January 23, 2015

In Murray Town, Sierra Leone, where Isatu Koroma and Angela Taylor live, the ongoing Ebola outbreak has resulted in quarantined houses surrounded by tape and checkpoints manned by thermometer-wielding volunteers. Schools are closed and there are signs on the street asking people not to touch each other. Isatu and Angela are both anxious about a disease that causes fever and can be lethal. But which one is it?

More than 3,000 deaths and 10,000 cases suggest it is Ebola, but the correct answer is malaria. In 2013, there were more than 1.7 million cases of malaria in Sierra Leone, a small country in West Africa with a population of six million. According to the World Health Organization (WHO), 4,326 people died from the disease that year.

“This girl had malaria. And this woman. And this guy,” says Ibrahim Sesay, who lives in a ramshackle building in Freetown together with twenty-four other people. Isatu Koroma turns her head and gets up. “I had malaria several times, continuously,” she says. “I was very affected. I used to go often to the hospital.”

Murray Town is also home to Angela Taylor and her four children. “Malaria was and is our main health problem,” she says. Previously, her family had to pay 25,000 Sierra Leonean leones (more than five euros) for each malaria treatment. “But Ebola is also a very serious problem,” adds Angela. “We are praying not to catch it. People are very conscious about it.”
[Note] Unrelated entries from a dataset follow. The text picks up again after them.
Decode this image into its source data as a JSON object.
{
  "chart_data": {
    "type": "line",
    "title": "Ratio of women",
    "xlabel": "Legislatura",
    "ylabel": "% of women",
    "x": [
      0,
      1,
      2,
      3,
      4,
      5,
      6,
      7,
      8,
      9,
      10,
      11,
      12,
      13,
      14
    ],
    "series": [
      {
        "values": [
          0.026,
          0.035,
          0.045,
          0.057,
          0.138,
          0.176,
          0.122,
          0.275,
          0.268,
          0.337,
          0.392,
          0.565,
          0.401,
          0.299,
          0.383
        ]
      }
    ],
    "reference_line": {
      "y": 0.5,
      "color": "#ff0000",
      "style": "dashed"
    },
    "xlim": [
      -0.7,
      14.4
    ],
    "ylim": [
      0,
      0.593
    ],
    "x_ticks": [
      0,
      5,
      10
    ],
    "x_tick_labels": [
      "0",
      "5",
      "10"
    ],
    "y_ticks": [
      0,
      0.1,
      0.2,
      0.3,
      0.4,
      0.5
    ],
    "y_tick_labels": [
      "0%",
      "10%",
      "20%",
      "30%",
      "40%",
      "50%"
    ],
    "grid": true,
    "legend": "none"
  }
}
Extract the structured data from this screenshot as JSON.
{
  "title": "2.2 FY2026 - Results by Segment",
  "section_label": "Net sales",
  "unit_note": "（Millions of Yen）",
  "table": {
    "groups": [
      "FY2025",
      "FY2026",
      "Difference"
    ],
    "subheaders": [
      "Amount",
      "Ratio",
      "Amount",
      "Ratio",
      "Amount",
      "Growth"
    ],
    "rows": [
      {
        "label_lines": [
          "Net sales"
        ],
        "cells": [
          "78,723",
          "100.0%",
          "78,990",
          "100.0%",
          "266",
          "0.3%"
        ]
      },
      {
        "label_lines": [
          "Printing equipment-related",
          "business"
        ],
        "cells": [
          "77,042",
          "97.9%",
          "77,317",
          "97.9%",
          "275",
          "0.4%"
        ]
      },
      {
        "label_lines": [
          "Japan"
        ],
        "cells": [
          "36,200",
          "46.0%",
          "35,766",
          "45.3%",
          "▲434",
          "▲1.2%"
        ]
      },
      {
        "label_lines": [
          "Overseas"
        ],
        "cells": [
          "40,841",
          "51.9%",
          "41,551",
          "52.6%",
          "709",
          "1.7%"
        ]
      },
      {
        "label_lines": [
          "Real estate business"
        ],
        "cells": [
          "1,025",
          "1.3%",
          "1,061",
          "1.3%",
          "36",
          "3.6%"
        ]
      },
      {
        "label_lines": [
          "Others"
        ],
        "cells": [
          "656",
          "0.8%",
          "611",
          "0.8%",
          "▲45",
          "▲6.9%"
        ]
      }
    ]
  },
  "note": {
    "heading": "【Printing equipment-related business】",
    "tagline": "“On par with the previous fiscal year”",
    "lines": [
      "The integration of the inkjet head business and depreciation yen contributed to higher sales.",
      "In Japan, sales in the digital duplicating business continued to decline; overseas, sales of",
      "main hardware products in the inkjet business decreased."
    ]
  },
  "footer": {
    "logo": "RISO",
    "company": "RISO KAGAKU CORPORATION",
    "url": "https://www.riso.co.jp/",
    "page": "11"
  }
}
Isatu and Angela received two of the 1.8 million antimalarial treatments delivered between January 16 and 19 by teams from Doctors Without Borders/Médecins Sans Frontières (MSF) working in conjunction with the Ministry of Health. This was the largest-ever distribution of antimalarials in an Ebola outbreak.

The chosen drug is artesunate amodiaquine, which can be used both to prevent and to treat malaria. The goal is twofold: to reduce malaria cases, and to decongest Sierra Leone's health care system, already overwhelmed by the Ebola epidemic. Since both diseases have similar symptoms (fever, fatigue, headaches), many patients with malaria go to treatment centers fearing that they have contracted Ebola. Many find it impossible to get treatment for malaria at local clinics because health staff are afraid that they have Ebola.

Organizing a distribution on this scale takes a lot of effort, and the Ebola epidemic makes it even more complex. Over 5,000 community health workers presented themselves at 119 clinics and health centers, where the drugs were stored, to distribute them door-to-door, in order to avoid people having to crowd together or wait in long queues, common features of many distributions. The target was the Western Area, also known as Freetown Peninsula, which includes Freetown and its surrounding districts.

The antimalarials were delivered to overcrowded slums like Mabella, where it can be impossible to keep a safe distance from other people, and to fishing villages like Tombo, where the distribution was easier to coordinate with local communities because it is less densely populated. “You need to explain very well how and why to take the drugs, otherwise you could be boosting possible side-effects or people could refuse to take them,” says MSF information, education, and communication officer Ramiro García. Local radio stations aired programs to inform people about the distribution and to answer listeners’ questions.

This distribution follows a first round in December, and it is part of a larger campaign supported by the Ministry of Health and Unicef that will target 2.5 million people.

In Isatu and Angela’s neighborhood, where malaria is the main health problem, there has only been one case of Ebola, but everyone knows about it. “It was a nurse. She lived down there, but she died,” says Angela.

Suddenly, one of the neighbors listening in on the conversation cuts in. “When will this Ebola epidemic be over?” he asks MSF workers, who shrug their shoulders. No one has the precise answer, but everyone in Murray Town knows that when Ebola goes away, malaria will still be there.